As the Court has found that the claims against the ERISA Plan Defendants are preempted by ERISA, there is no basis to sever the remaining non-ERISA Patients. The matter will be actively case-managed to avoid any prejudice to the parties. The Court does not find that the overlap of witnesses and evidence would be great, or that the potential confusion amongst the many Claims would be extensive. In addition, as the non-ERISA claims are based on the common law, there is no basis to strike the demand for compensatory damages and a jury trial.

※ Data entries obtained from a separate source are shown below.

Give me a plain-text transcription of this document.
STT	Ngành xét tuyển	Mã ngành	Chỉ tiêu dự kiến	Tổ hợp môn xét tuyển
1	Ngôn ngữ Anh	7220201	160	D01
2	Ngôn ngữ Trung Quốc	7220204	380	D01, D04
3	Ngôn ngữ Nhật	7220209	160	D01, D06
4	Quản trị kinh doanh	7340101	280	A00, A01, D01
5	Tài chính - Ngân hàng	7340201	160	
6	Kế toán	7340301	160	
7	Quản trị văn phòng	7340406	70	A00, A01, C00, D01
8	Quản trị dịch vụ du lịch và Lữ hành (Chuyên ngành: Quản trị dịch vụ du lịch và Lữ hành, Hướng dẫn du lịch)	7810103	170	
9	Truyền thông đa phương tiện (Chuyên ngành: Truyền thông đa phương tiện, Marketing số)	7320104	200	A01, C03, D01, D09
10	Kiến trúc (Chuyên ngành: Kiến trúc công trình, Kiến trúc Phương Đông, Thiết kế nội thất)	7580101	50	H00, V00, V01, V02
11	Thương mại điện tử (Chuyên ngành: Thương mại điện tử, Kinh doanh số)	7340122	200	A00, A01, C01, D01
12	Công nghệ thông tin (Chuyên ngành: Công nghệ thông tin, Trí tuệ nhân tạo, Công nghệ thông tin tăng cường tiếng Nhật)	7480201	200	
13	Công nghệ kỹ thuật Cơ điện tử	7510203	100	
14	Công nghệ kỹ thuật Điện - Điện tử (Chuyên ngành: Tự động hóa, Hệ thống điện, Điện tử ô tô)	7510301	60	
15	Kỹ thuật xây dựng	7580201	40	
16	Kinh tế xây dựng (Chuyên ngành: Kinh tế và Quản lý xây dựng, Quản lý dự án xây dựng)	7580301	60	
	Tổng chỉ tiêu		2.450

Accordingly, the motion to sever the claims is denied.
IV. CONCLUSION
By way of summation, Defendants' motions are granted in part. The Court has dismissed the claims against Anthem Patients S.S., P.H., T.W., S.O., R.S. W.VN., W.L., and J.S., Prime Defendants G.F. and N.G., and Skanska Defendants V.S. and H.P. as being preempted by ERISA; Plaintiffs have standing to bring the Verified Complaint against the Defendants overseeing the claims of the non-ERISA Patients; there are no New Jersey statutes and regulations under which a claims arises in the Verified Complaint for the Court to dismiss; discovery is needed to determine if Anthem is a proper party to this action; the Second, Third, Fourth, and Sixth Counts of the Verified Complaint are dismissed without prejudice; the motion to sever is denied. Plaintiffs may file an amended pleading within 30 days to address any Counts dismissed without prejudice.